The reports in question were sparked by remarks Xie had made to the official media that appeared to point to a policy shift designed to address the drain that Shanghai's aging population could have on the city's economy. "We advocate eligible couples to have two kids because it can help reduce the proportion of the aging people and alleviate a workforce shortage in the future," Xie, who is director of the Shanghai Population and Family Planning Commission, was quoted as saying. The report also stated that family-planning officials and volunteers would begin to make home visits and slip leaflets under doorways to encourage eligible couples to have a second child and that emotional and financial counseling would be provided to the families.
"The policy that a couple who are both the only child in their families can have a second child has been around for years," says Wang Feng, professor of sociology at the University of California, Irvine, who is currently lecturing at Shanghai's Fudan University. "The Shanghai government is doing nothing more than reiterating an old policy, but by doing so, it's calling attention to this political hot potato."
Xie's apparent backpedaling over the weekend underscores the sensitivity of the one-child policy in China. First introduced in 1979 as a measure to rein in China's booming population, the law has faced widespread opposition from its first day. Because local levels of compliance with the law make up an important part of whether district bureaucrats get promoted, officials have often turned to harsh tactics including forced sterilization and late-term abortion to enforce compliance.

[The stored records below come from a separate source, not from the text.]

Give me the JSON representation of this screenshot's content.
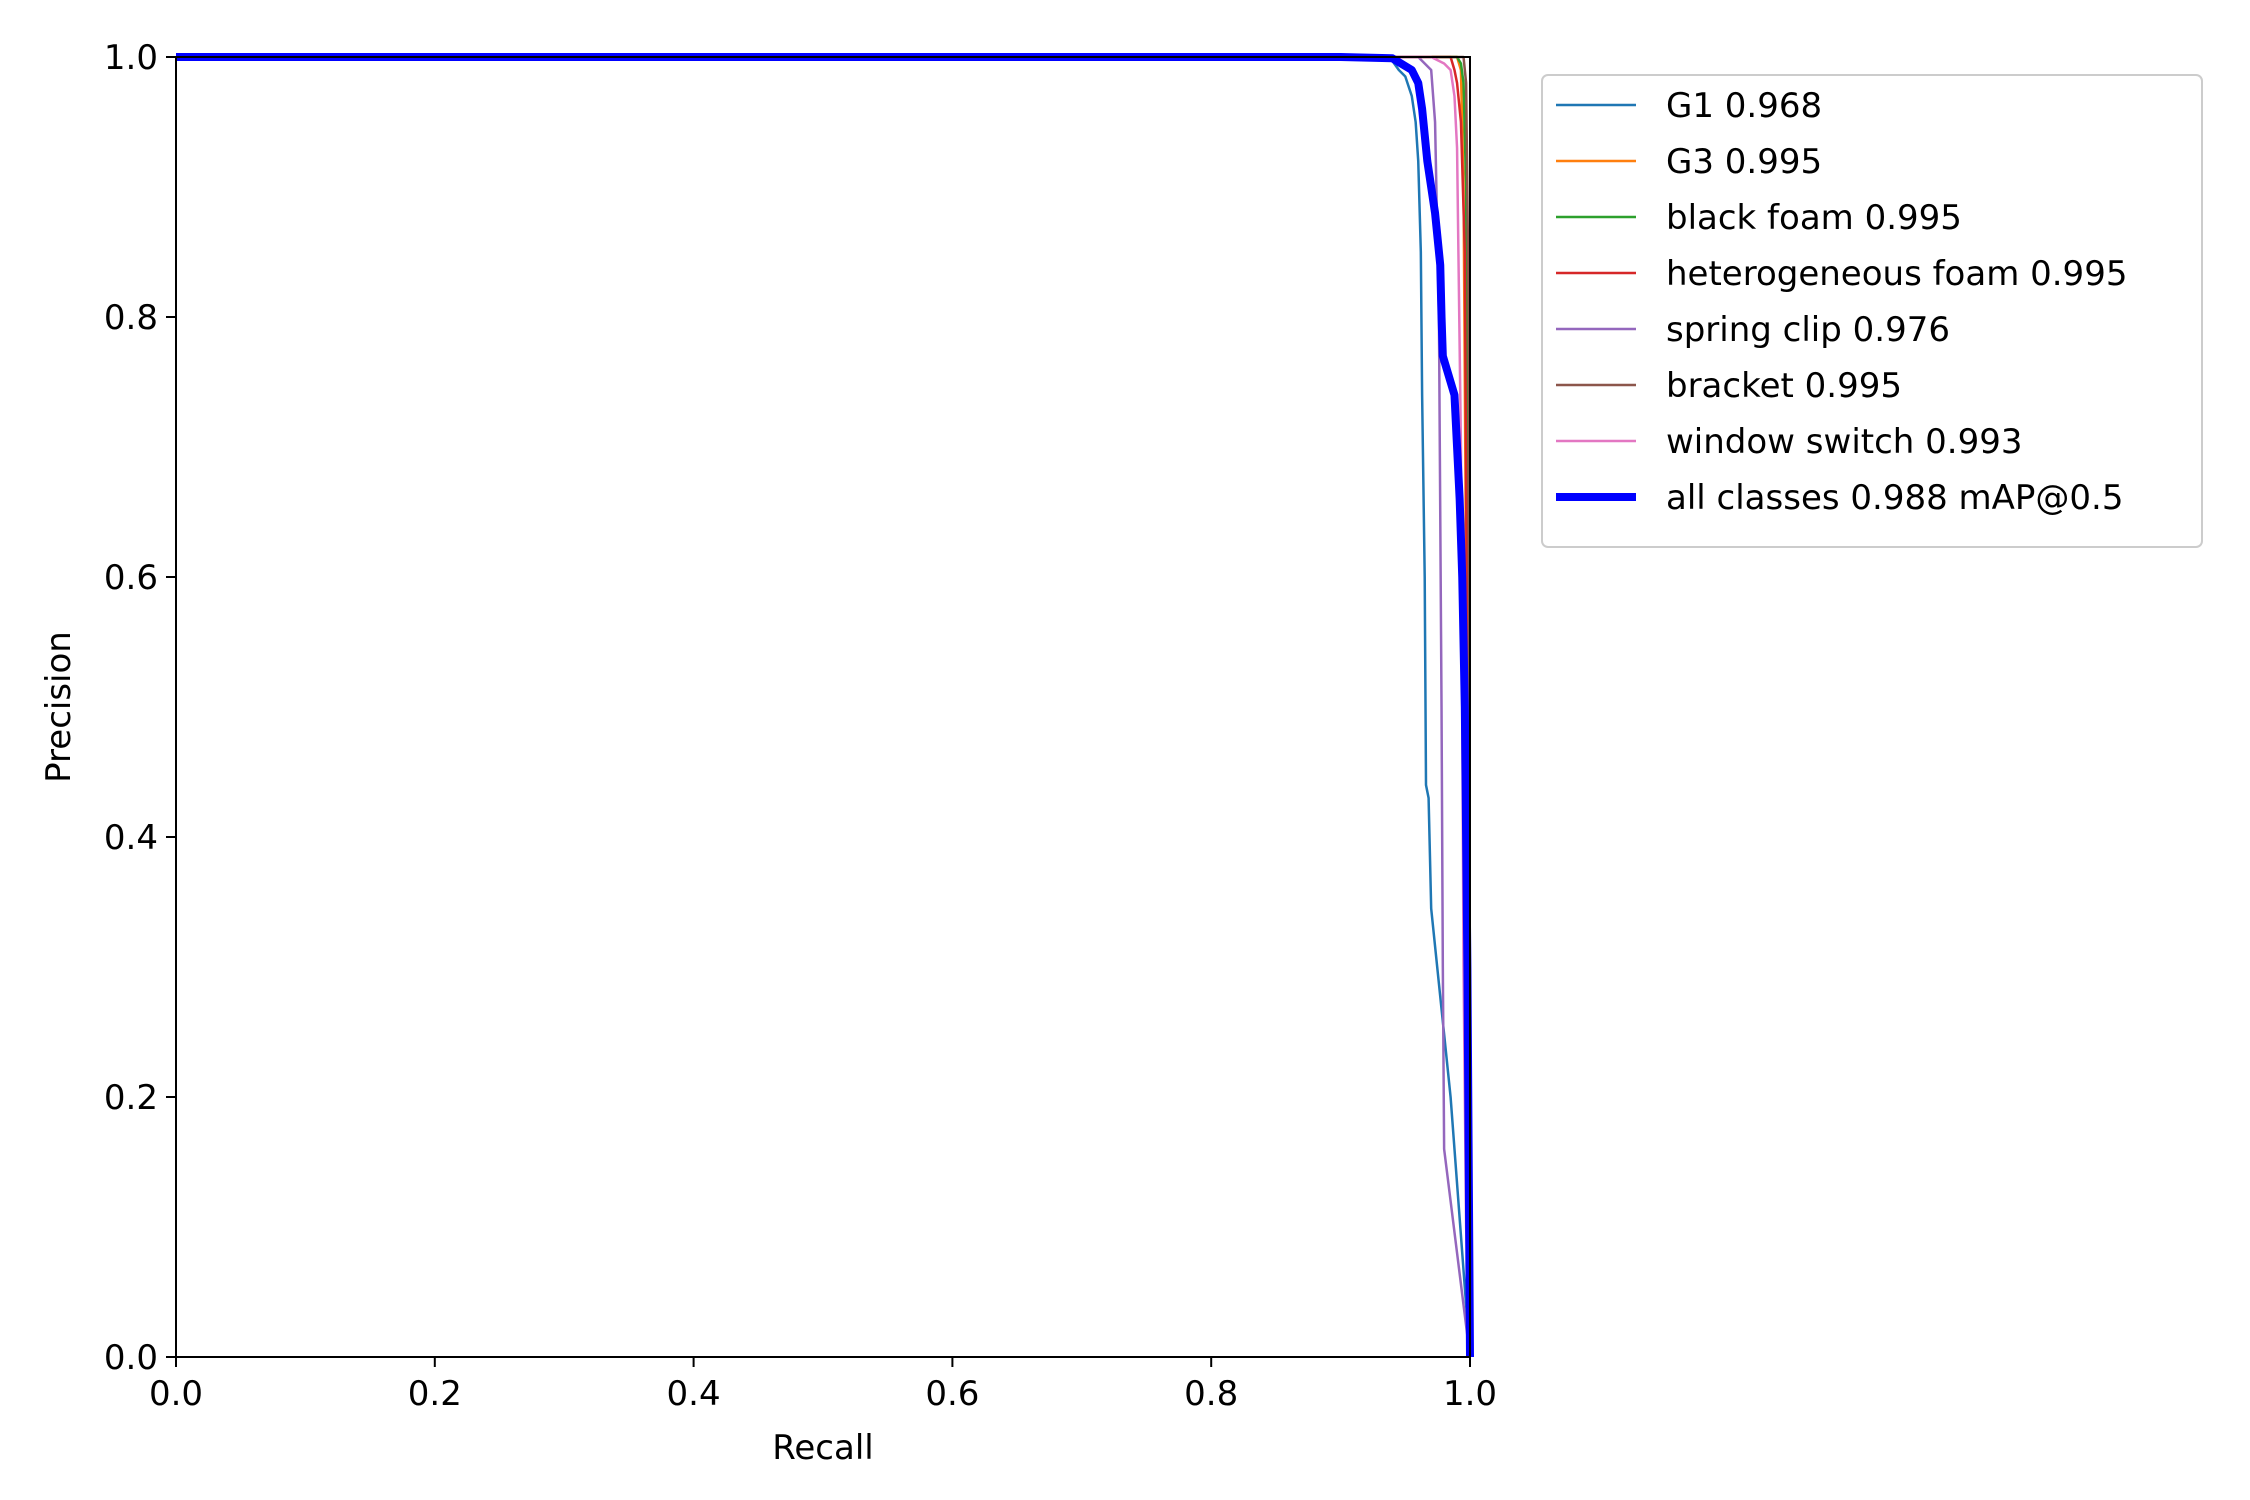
{
  "chart_data": {
    "type": "line",
    "title": "",
    "xlabel": "Recall",
    "ylabel": "Precision",
    "xlim": [
      0,
      1
    ],
    "ylim": [
      0,
      1
    ],
    "xticks": [
      "0.0",
      "0.2",
      "0.4",
      "0.6",
      "0.8",
      "1.0"
    ],
    "yticks": [
      "0.0",
      "0.2",
      "0.4",
      "0.6",
      "0.8",
      "1.0"
    ],
    "grid": false,
    "legend_position": "outside-right-top",
    "series": [
      {
        "name": "G1 0.968",
        "color": "#1f77b4",
        "width": "thin",
        "points": [
          [
            0.0,
            1.0
          ],
          [
            0.935,
            1.0
          ],
          [
            0.94,
            0.997
          ],
          [
            0.945,
            0.99
          ],
          [
            0.95,
            0.985
          ],
          [
            0.955,
            0.97
          ],
          [
            0.958,
            0.95
          ],
          [
            0.96,
            0.92
          ],
          [
            0.962,
            0.85
          ],
          [
            0.963,
            0.74
          ],
          [
            0.965,
            0.6
          ],
          [
            0.966,
            0.44
          ],
          [
            0.968,
            0.43
          ],
          [
            0.97,
            0.345
          ],
          [
            0.985,
            0.2
          ],
          [
            1.0,
            0.0
          ]
        ]
      },
      {
        "name": "G3 0.995",
        "color": "#ff7f0e",
        "width": "thin",
        "points": [
          [
            0.0,
            1.0
          ],
          [
            0.99,
            1.0
          ],
          [
            0.993,
            0.99
          ],
          [
            0.995,
            0.9
          ],
          [
            0.997,
            0.6
          ],
          [
            0.999,
            0.2
          ],
          [
            1.0,
            0.0
          ]
        ]
      },
      {
        "name": "black foam 0.995",
        "color": "#2ca02c",
        "width": "thin",
        "points": [
          [
            0.0,
            1.0
          ],
          [
            0.99,
            1.0
          ],
          [
            0.993,
            0.995
          ],
          [
            0.995,
            0.98
          ],
          [
            0.997,
            0.9
          ],
          [
            0.999,
            0.5
          ],
          [
            1.0,
            0.0
          ]
        ]
      },
      {
        "name": "heterogeneous foam 0.995",
        "color": "#d62728",
        "width": "thin",
        "points": [
          [
            0.0,
            1.0
          ],
          [
            0.985,
            1.0
          ],
          [
            0.988,
            0.99
          ],
          [
            0.99,
            0.98
          ],
          [
            0.993,
            0.95
          ],
          [
            0.996,
            0.85
          ],
          [
            0.998,
            0.5
          ],
          [
            1.0,
            0.0
          ]
        ]
      },
      {
        "name": "spring clip 0.976",
        "color": "#9467bd",
        "width": "thin",
        "points": [
          [
            0.0,
            1.0
          ],
          [
            0.96,
            1.0
          ],
          [
            0.97,
            0.99
          ],
          [
            0.973,
            0.95
          ],
          [
            0.976,
            0.8
          ],
          [
            0.978,
            0.5
          ],
          [
            0.979,
            0.3
          ],
          [
            0.98,
            0.16
          ],
          [
            0.99,
            0.08
          ],
          [
            1.0,
            0.0
          ]
        ]
      },
      {
        "name": "bracket 0.995",
        "color": "#8c564b",
        "width": "thin",
        "points": [
          [
            0.0,
            1.0
          ],
          [
            0.995,
            1.0
          ],
          [
            0.997,
            0.98
          ],
          [
            0.999,
            0.8
          ],
          [
            1.0,
            0.0
          ]
        ]
      },
      {
        "name": "window switch 0.993",
        "color": "#e377c2",
        "width": "thin",
        "points": [
          [
            0.0,
            1.0
          ],
          [
            0.97,
            1.0
          ],
          [
            0.98,
            0.995
          ],
          [
            0.985,
            0.99
          ],
          [
            0.988,
            0.97
          ],
          [
            0.99,
            0.93
          ],
          [
            0.993,
            0.7
          ],
          [
            0.995,
            0.3
          ],
          [
            0.997,
            0.1
          ],
          [
            1.0,
            0.0
          ]
        ]
      },
      {
        "name": "all classes 0.988 mAP@0.5",
        "color": "#0000ff",
        "width": "thick",
        "points": [
          [
            0.0,
            1.0
          ],
          [
            0.9,
            1.0
          ],
          [
            0.94,
            0.999
          ],
          [
            0.955,
            0.99
          ],
          [
            0.96,
            0.98
          ],
          [
            0.963,
            0.96
          ],
          [
            0.965,
            0.94
          ],
          [
            0.967,
            0.92
          ],
          [
            0.97,
            0.9
          ],
          [
            0.973,
            0.88
          ],
          [
            0.975,
            0.86
          ],
          [
            0.977,
            0.84
          ],
          [
            0.978,
            0.8
          ],
          [
            0.979,
            0.77
          ],
          [
            0.982,
            0.76
          ],
          [
            0.985,
            0.75
          ],
          [
            0.988,
            0.74
          ],
          [
            0.99,
            0.7
          ],
          [
            0.992,
            0.66
          ],
          [
            0.994,
            0.6
          ],
          [
            0.996,
            0.5
          ],
          [
            0.998,
            0.3
          ],
          [
            1.0,
            0.0
          ]
        ]
      }
    ]
  }
}
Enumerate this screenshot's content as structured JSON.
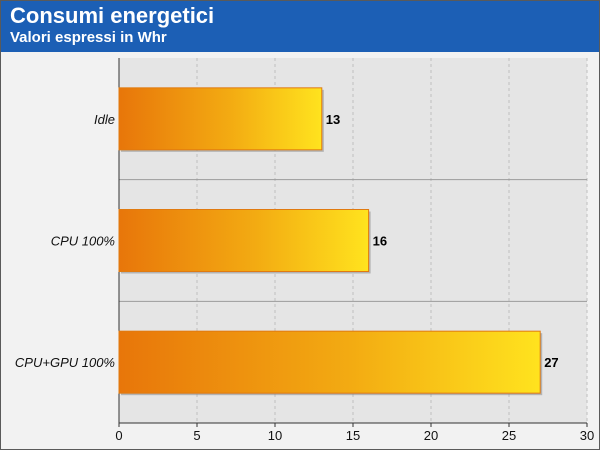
{
  "colors": {
    "header": "#1c5fb5",
    "header_text": "#ffffff",
    "plot_bg": "#e5e5e5",
    "grid": "#bfbfbf",
    "bar_start": "#e8760a",
    "bar_end": "#ffe31e"
  },
  "chart_data": {
    "type": "bar",
    "orientation": "horizontal",
    "title": "Consumi energetici",
    "subtitle": "Valori espressi in Whr",
    "categories": [
      "Idle",
      "CPU 100%",
      "CPU+GPU 100%"
    ],
    "values": [
      13,
      16,
      27
    ],
    "xlim": [
      0,
      30
    ],
    "xticks": [
      0,
      5,
      10,
      15,
      20,
      25,
      30
    ],
    "xlabel": "",
    "ylabel": "",
    "grid": true,
    "legend": "none"
  }
}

In her original remarks, Xie noted that Shanghai will soon have to deal with a rapidly aging population. About 22% of the city's residents are over age 60 a figure that is projected to rise to 34% by 2020. The same looming problem faces China as a whole, says Wang, who points out that the number of young people entering the workforce between the ages of 20 and 24 will drop by half in the next decade. Like many other population experts outside China, Wang believes it is only a matter of time before the pressure to change the one-child policy is irresistible. "The government should eliminate the moral barrier that's been imposed by propaganda over the past 30 years for a couple to have a second child," says Wang. "China should learn the lessons from other Asian countries and start acting now before it's too late."